After 20 years as a librarian and another 20 as a park ranger, Bob Audretsch has combined elements of both to embark on his third career - as an author, with his first manuscript due in August.
Audretsch retired on Jan. 29 from the park where he landed his first paying job with NPS and spent the bulk of his Park Service career. His admiration for the ranger profession started when he was around 10, when his family left his native Detroit to visit western parks in their pop-up trailer, and never really left him, he said.
But while studying at Wayne State University in Michigan, entry-level Park Service jobs eluded him.
"I thought from age 10 on that being a park ranger was cool," he said. "They knew about everything in the wilderness. But I could not get a summer job at NPS."

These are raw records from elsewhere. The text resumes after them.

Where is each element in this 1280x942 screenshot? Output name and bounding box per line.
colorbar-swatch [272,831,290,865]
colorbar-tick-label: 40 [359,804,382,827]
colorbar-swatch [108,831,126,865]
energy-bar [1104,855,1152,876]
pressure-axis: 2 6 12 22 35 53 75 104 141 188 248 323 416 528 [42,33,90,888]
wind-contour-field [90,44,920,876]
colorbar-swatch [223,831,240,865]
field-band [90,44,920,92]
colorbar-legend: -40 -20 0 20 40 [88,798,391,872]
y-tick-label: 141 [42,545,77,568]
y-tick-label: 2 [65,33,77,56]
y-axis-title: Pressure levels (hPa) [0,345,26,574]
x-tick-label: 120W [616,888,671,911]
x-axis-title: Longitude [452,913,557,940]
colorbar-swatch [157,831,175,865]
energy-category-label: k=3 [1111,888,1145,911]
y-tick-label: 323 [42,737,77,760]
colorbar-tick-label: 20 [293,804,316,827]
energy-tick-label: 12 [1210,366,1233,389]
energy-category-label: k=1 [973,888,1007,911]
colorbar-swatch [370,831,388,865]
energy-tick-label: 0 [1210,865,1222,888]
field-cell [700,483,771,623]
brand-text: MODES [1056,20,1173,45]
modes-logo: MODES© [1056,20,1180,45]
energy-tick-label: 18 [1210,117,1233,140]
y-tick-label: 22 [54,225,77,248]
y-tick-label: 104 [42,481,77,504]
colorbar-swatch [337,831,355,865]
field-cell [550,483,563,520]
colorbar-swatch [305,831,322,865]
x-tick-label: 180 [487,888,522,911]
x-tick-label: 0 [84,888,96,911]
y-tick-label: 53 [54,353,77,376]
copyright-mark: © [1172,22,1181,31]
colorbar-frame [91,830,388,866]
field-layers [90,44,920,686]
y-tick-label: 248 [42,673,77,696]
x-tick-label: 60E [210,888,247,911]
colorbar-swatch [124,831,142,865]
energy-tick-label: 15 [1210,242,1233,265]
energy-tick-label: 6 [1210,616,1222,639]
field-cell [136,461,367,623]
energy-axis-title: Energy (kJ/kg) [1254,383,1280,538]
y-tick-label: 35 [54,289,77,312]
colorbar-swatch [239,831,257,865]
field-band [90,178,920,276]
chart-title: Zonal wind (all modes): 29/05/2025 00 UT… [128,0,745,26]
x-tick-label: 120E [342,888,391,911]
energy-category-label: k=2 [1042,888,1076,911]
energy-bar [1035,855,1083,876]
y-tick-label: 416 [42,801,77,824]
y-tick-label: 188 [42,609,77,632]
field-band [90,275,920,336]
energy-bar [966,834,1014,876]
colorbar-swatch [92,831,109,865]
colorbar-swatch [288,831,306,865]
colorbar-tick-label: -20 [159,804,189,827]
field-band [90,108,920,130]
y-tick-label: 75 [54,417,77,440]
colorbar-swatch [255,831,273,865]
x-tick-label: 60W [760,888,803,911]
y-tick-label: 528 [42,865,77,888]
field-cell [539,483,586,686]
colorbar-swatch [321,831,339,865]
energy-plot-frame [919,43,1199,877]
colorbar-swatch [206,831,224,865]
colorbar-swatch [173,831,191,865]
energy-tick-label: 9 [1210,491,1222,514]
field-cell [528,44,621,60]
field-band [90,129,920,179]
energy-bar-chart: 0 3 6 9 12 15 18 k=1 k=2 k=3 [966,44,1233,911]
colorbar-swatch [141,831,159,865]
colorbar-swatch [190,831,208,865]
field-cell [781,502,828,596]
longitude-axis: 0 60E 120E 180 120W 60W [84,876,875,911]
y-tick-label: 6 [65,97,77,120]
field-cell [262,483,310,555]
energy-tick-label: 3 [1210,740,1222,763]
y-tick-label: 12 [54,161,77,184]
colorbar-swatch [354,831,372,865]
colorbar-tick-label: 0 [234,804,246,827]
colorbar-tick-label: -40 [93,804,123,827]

Guided by his other loves, for history and books, he ended up with a bachelors degree in history and a masters degree in library science.
After nearly 20 years as a librarian, he decided it was time to pursue his real dream. His first position with the Park Service was in 1987-88 as a volunteer at Chaco National Historical Park in New Mexico.
He landed his first paid position as a summer seasonal here in 1988. After that, he took a permanent position with Independence National Historical Park in Pennsylvania for a year, returning to work at Desert View in 1990. He has been here ever since.
His relationship with Grand Canyon started long before his career. It was woven into his family's history, claiming the life of an uncle on the Bright Angel Trail in February of 1939.
"I wondered how such a beautiful place could be responsible for death," he said. He came close to finding out during his first Canyon hike in July of 1977, when he went from the North Rim to the river and back in 24 hours.
"Although I was in excellent physical shape I was not used to the extreme dryness," he said. "While ascending the North Kaibab Trail in mid-afternoon I imagined three little green men calling me to follow them off the trail. Realizing I was hallucinating, and in order to occupy my mind, I began to count my steps and imagining numbers being written on a blackboard. I arrived at the rim safely having counted to over the number 7,000."
Those steps were the first adding up to more than 9,800 miles below the Rim, spent not only hiking and backpacking but also running in preparation for ultra-marathons. He completed his first rim-to-rim-to-rim (41.6 miles) in fall of 1992 with a time of 13:13:42 (the record is 7:51:23). Over the next several years until slowed by injuries in 1997, he did six more, running four and hiking two, and ran to the river and back more than 100 times with a best time of three hours, 21 minutes.
He also ran a 44-mile route from the South Bass Trail through "the jewels" - side canyons named Turquoise, Agate, Ruby, Sapphire and Topaz - a route he had hiked in 1981 over the course of eight days, covering it this time in 19 hours and 22 minutes.
A voracious adventurer, he's also summited more than 200 mountains, including three quarters of Colorado's highest 100 peaks and run in more than 90 ultra-marathons.
While he said he will miss telling visitors about the Canyon, he will still continue to tell its story.
A Civilian Conser-vation Corps exhibit that he helped develop for Kolb Studio is opening in Phoenix next week. He has since signed a contract with Grand Canyon Association to write a book on the history of the CCC at Grand Canyon with the manuscript due in August. After that book, he plans one on how Grand Canyon has inspired literature. It has its roots in interpretive programs on the Canyon and the arts that he started about five years ago.
He will make his home in Flagstaff with his wife Masha, and stepdaughter Karina.